The second thing is, I think you know, that in UCD like many other universities, almost everything in the university is organised through schools, through disciplines. The major thing that helped with our project was obviously research institutes. So, in our case, right from the beginning in the symposia that we organised, for example, they were jointly organised and funded by the Earth Institute and the Humanities Institute. The research institutes, I think, are really, really key for providing a home for interdisciplinary projects.
Now there are still many barriers to interdisciplinary research. We were aware from the beginning that one of the things that enabled our project to happen was that Tas and I were at a certain stage, shall we say kindly, an advanced stage in our careers, where we didn’t actually need to worry about the consequences for our careers of being involved in a project like this. The reason why I say that is because I think it is really risky for an early career scholar to get involved in a project like this, because as disciplines our means of kind of measuring success is not really readable to each other.
In the humanities, for example, we’re simply not used to co-authoring with multiple authors.
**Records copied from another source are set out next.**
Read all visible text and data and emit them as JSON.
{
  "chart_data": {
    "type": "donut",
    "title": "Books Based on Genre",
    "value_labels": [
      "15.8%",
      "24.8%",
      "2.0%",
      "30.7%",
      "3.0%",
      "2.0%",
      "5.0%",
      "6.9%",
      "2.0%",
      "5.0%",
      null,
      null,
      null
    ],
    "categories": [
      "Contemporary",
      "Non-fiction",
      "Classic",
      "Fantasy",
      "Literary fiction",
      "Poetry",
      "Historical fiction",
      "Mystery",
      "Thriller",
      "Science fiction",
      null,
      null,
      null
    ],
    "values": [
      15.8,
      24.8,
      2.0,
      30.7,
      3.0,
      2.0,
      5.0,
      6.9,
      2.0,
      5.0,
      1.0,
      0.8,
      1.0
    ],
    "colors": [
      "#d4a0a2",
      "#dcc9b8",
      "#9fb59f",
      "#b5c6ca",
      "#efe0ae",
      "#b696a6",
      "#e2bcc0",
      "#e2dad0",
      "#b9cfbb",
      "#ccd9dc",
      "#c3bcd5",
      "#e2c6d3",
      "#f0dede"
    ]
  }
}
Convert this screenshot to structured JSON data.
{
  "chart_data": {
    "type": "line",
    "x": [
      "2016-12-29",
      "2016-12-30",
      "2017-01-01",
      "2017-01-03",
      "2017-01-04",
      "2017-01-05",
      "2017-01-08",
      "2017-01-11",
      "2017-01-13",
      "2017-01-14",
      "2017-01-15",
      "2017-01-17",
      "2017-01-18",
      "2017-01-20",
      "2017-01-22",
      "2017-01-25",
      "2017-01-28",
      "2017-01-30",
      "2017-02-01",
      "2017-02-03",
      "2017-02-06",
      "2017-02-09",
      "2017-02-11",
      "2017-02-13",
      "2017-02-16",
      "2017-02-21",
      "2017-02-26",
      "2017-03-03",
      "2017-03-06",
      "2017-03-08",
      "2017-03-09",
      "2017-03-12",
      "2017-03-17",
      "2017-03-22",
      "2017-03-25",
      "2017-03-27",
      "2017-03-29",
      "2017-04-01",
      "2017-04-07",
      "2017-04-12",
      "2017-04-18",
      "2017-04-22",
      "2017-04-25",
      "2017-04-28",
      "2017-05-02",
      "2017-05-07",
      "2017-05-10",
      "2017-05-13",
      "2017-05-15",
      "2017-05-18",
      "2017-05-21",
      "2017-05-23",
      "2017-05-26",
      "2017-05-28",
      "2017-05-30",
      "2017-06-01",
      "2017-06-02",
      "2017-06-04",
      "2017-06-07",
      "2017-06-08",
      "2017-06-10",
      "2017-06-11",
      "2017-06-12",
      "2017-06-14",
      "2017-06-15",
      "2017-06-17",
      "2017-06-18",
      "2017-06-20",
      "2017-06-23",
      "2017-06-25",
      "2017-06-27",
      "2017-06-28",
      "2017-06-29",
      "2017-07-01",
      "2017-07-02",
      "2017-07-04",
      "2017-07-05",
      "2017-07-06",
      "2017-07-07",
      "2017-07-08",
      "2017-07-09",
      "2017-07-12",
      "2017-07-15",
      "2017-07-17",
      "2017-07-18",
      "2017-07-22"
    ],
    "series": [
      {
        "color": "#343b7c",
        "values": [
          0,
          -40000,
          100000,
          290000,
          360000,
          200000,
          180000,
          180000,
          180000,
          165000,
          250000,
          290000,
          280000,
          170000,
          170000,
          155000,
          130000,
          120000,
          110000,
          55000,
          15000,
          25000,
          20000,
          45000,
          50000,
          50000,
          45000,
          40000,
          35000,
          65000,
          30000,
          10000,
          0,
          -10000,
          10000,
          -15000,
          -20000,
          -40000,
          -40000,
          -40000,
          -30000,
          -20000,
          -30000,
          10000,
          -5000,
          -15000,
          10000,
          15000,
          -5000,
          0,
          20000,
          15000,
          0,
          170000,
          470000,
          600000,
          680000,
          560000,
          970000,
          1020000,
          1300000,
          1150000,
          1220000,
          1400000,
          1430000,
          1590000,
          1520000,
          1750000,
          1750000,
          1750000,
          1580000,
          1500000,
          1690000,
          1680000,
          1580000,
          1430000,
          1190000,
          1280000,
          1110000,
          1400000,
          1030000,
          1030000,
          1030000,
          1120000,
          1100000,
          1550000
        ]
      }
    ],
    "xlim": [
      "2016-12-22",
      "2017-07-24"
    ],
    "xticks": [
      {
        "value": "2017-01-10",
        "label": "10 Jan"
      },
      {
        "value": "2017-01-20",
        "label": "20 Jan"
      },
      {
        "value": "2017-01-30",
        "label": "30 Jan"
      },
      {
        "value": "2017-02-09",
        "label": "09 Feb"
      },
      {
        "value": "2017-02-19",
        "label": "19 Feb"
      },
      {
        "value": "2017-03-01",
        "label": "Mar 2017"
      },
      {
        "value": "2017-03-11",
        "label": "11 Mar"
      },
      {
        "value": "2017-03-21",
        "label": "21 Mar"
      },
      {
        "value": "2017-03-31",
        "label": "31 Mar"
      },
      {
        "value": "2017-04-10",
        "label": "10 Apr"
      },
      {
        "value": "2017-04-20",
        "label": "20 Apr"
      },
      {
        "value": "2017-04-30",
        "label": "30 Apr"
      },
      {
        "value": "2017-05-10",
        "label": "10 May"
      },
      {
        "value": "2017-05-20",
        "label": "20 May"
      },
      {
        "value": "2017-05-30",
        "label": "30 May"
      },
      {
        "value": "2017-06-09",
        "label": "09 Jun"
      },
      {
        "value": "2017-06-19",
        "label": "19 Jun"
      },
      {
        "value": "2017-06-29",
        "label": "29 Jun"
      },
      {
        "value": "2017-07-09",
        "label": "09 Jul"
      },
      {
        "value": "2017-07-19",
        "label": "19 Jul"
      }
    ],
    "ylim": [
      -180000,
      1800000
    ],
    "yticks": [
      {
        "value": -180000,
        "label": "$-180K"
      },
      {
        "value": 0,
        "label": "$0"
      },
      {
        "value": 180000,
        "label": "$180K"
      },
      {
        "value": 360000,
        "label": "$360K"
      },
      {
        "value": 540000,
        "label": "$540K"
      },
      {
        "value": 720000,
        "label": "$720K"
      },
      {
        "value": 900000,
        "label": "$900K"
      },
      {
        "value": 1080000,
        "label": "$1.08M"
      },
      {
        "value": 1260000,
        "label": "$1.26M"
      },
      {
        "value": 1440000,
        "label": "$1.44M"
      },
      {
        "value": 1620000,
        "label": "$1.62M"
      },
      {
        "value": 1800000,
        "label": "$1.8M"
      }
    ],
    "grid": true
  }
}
We struggle to recognise what it means if you’re the third or the fourth author. When candidates for jobs come before humanities selection boards, for example, and they’ve mostly got a history of co-authoring, it’s very difficult for the panel to assess what the individual contribution to that is. In the humanities, we don’t read citation scores, in the same way as scientific disciplines. I would even go so far as to say in humanities, scholars are more likely to be cited frequently if they get things wrong, or if they say things that are controversial. Whereas in the sciences your citation score is everything.
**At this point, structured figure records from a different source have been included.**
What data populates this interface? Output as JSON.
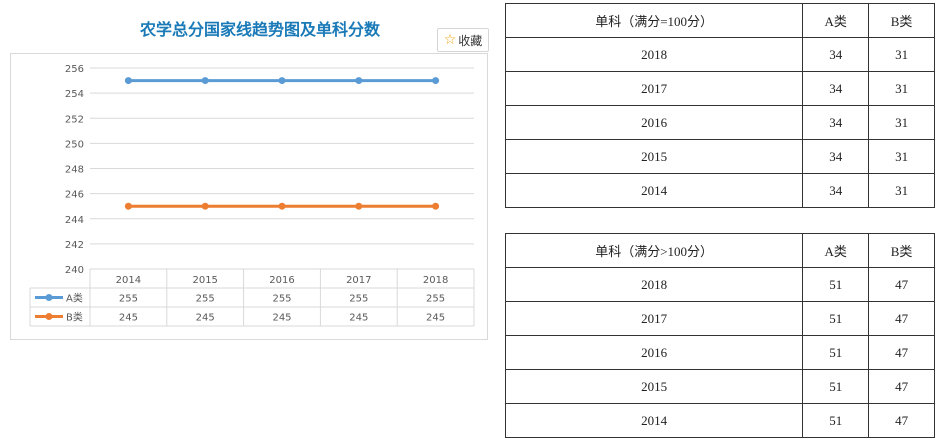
{
  "chart_data": {
    "type": "line",
    "title": "农学总分国家线趋势图及单科分数",
    "categories": [
      "2014",
      "2015",
      "2016",
      "2017",
      "2018"
    ],
    "series": [
      {
        "name": "A类",
        "values": [
          255,
          255,
          255,
          255,
          255
        ],
        "color": "#5b9bd5"
      },
      {
        "name": "B类",
        "values": [
          245,
          245,
          245,
          245,
          245
        ],
        "color": "#ed7d31"
      }
    ],
    "ylim": [
      240,
      256
    ],
    "yticks": [
      240,
      242,
      244,
      246,
      248,
      250,
      252,
      254,
      256
    ],
    "grid": true,
    "legend": "data-table-left"
  },
  "favorite_label": "收藏",
  "tables": [
    {
      "header": [
        "单科（满分=100分）",
        "A类",
        "B类"
      ],
      "rows": [
        [
          "2018",
          "34",
          "31"
        ],
        [
          "2017",
          "34",
          "31"
        ],
        [
          "2016",
          "34",
          "31"
        ],
        [
          "2015",
          "34",
          "31"
        ],
        [
          "2014",
          "34",
          "31"
        ]
      ]
    },
    {
      "header": [
        "单科（满分>100分）",
        "A类",
        "B类"
      ],
      "rows": [
        [
          "2018",
          "51",
          "47"
        ],
        [
          "2017",
          "51",
          "47"
        ],
        [
          "2016",
          "51",
          "47"
        ],
        [
          "2015",
          "51",
          "47"
        ],
        [
          "2014",
          "51",
          "47"
        ]
      ]
    }
  ]
}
We have these very different ways of going about things, so it’s a real risk for early career scholars to engage in an interdisciplinary project which might end up with publications that are simply not readable when they try to get jobs in their own discipline. One of the things we did from the beginning was that we were conscious that one postdoc would be from the humanities, and one would be from the sciences. We were committed to having one journal publication in a humanities facing journal and one journal publication in a science journal, to ensure parity. So it is still difficult, I think, that kind of research, but hopefully the more that we do it and the more we show how, the more that there will be mechanisms there to recognise what success looks like.